Von David Eppenberger

In der Schweiz sorgen acht Quadratmeter bepflanzt mit Gentech-Weizen seit Jahren für Aufregung. Der Weizen wächst als Freilandversuch der ETH Zürich in Eschikon ZH, die Parzelle wird mit Hilfe von Vogelnetzen, Schneckenzäunen und pollendichten Zelten zum Hochsicherheitsacker. Die Gegner lassen sich von den vollendeten Tatsachen nicht abhalten und protestieren weiterhin. Sie sehen den Versuch als „Türöffner“- Experiment für weitere grossflächige Freilandversuche mit Pflanzen, die gentechnisch veränderte Organismen (GVO) enthalten. Während sich in der Schweiz Befürworter und Gegner der Gentechnik um ein paar Quadratmeter Versuchsfläche streiten, steht in unseren Nachbarländern bereits der kommerzielle Anbau von GVO-Kulturen in den Startlöchern. In einigen Ländern hat er diese bereits verlassen: Die spanischen Landwirte säten bereits im vergangenen Jahr auf einer beachtlichen Fläche von 32.000 Hektaren GVO-Mais aus.

Druck aus Ãœbersee

Seit die drei wichtigsten „Gentech-Nationen“ USA, Kanada und Argentinien bei der WTO Klage gegen die Europäische Union einreichten, ist das politische Klima in der EU zugunsten der so genannten grünen Gentechnik umgekippt. Das in den meisten EU-Ländern seit 1998 geltende de facto Moratorium ist beendet, neue Gesetze wurden erlassen. Erste Neuzulassungen für den Anbau von GVO-Pflanzen erfolgten bereits im Herbst. Obwohl Umfragen immer wieder zeigen, dass ein grosser Teil der Bevölkerung sowie der Landwirte der neuen Technik gegenüber kritisch eingestellt sind, steht der endgültige Einzug der Gentechnik auf EU-Äckern bevor. Immerhin sollen die Konsumentinnen und Konsumenten selber entscheiden können, ob sie „Genfood“ kaufen oder meiden wollen. Deshalb muss in der EU ein Produkt, das mehr als 0,9 Prozent Anteile rechtlich zugelassenes GVO-Material enthält, seit Mitte April mit einer Etikette „gentechnisch verändert“ beschriftet werden. Auch im neuen Schweizer Gentechnikgesetz, das seit Anfang Jahr in Kraft ist, ist die Wahrung der Wahlfreiheit ein absolut zentraler Punkt.

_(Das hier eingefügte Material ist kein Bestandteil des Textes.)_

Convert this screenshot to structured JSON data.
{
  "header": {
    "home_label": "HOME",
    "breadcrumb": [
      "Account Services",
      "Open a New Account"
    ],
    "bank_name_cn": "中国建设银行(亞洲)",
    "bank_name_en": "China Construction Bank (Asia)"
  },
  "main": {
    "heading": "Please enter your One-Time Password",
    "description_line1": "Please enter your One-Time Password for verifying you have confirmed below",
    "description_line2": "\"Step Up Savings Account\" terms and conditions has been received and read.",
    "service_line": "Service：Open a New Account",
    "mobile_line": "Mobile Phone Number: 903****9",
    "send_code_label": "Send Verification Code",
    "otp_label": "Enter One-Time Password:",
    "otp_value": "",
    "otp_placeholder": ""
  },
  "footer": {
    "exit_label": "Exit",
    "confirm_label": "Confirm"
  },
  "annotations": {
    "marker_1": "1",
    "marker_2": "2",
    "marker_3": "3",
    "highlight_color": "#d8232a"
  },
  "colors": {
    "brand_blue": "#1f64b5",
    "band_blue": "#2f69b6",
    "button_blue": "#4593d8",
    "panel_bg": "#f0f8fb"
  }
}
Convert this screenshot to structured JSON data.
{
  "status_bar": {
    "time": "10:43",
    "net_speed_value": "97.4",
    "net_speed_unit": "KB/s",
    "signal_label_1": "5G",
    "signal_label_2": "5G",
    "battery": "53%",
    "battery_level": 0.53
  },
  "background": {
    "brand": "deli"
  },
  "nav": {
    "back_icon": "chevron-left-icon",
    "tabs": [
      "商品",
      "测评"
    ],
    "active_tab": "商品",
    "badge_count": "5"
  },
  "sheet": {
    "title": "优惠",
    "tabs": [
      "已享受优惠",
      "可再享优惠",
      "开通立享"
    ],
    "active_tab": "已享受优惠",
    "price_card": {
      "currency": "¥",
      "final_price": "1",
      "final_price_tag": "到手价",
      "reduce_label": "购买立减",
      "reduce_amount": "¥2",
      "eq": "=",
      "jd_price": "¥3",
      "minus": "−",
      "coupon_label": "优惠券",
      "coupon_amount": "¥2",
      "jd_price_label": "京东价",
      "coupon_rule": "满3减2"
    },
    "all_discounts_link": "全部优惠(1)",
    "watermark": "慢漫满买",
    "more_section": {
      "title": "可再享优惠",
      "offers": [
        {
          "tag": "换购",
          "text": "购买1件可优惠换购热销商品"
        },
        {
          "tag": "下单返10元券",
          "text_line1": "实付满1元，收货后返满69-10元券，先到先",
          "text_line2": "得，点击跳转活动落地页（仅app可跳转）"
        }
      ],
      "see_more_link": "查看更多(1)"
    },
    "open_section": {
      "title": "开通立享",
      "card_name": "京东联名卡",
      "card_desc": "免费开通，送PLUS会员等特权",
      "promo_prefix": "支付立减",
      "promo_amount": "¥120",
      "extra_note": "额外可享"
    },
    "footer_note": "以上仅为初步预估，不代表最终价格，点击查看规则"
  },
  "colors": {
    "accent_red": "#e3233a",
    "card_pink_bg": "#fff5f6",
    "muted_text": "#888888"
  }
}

Nulltoleranz ist zur Illusion geworden

Allerdings bestehen berechtigte Zweifel, ob diese Erwartungen langfristig erfüllt werden können. Denn der grossflächige Anbau von GVO-Kulturen insbesondere in Nordamerika hat zur Folge, dass bereits heute bei wichtigen Rohstoffen wie Soja, Mais oder Baumwolle kaum mehr GVO-freie Ware erhältlich ist. Skeptiker befürchten, dass durch Pollenflug, Warenvermischung oder unkontrollierte Samenverbreitung langfristig die „GVO-Freiheit“ zur Makulatur wird. Eine Untersuchung der amtlichen Lebensmittelüberwachung in Baden-Württemberg wies schon im letzten Jahr in einer Reihe von Nahrungsmittelproben bei 32 Prozent GVO nach. Dies macht deutlich: Die Nulltoleranz, also die hundertprozentige Gentechfreiheit, ist endgültig zur Illusion geworden. Es geht nur noch darum, dass wenigstens die Grenzwerte eingehalten werden können. Damit die Grenzwerte ihre Funktion als taugliches Mittel für das Bewahren der Wahlfreiheit erfüllen können, sind weitere gesetzliche Regeln notwendig. Da am Beginn der ganzen Produktionskette das Saatgut steht, sind in diesem Bereich noch einmal strengere Werte gefragt. „Wegen ihren verschiedenen Eigenschaften müssen für jede Pflanze eigene Werte festgelegt werden“, erklärte EU-Agrarkommissar Franz Fischler Anfang Jahr in einem Interview im Sender „Deutschlandradio“. Die EU-Kommission hat Saatgut-Toleranzwerte von 0,3 Prozent beim Raps, 0,5 Prozent beim Mais oder 0,7 Prozent bei den Sojabohnen vorgeschlagen. Skeptiker bezweifeln aber, dass der Grenzwert von 0,9 Prozent GVO-Anteilen in den Lebensmitteln so erreicht werden kann. Je stärker der Rohstoff verarbeitet wird, umso grösser ist die Wahrscheinlichkeit eines höheren GVO-Anteils. Während die Gentechnik-kritische Seite einen deutlich tieferen Wert fordert, geht den Saatgutzüchtern der EU-Vorschlag zu weit.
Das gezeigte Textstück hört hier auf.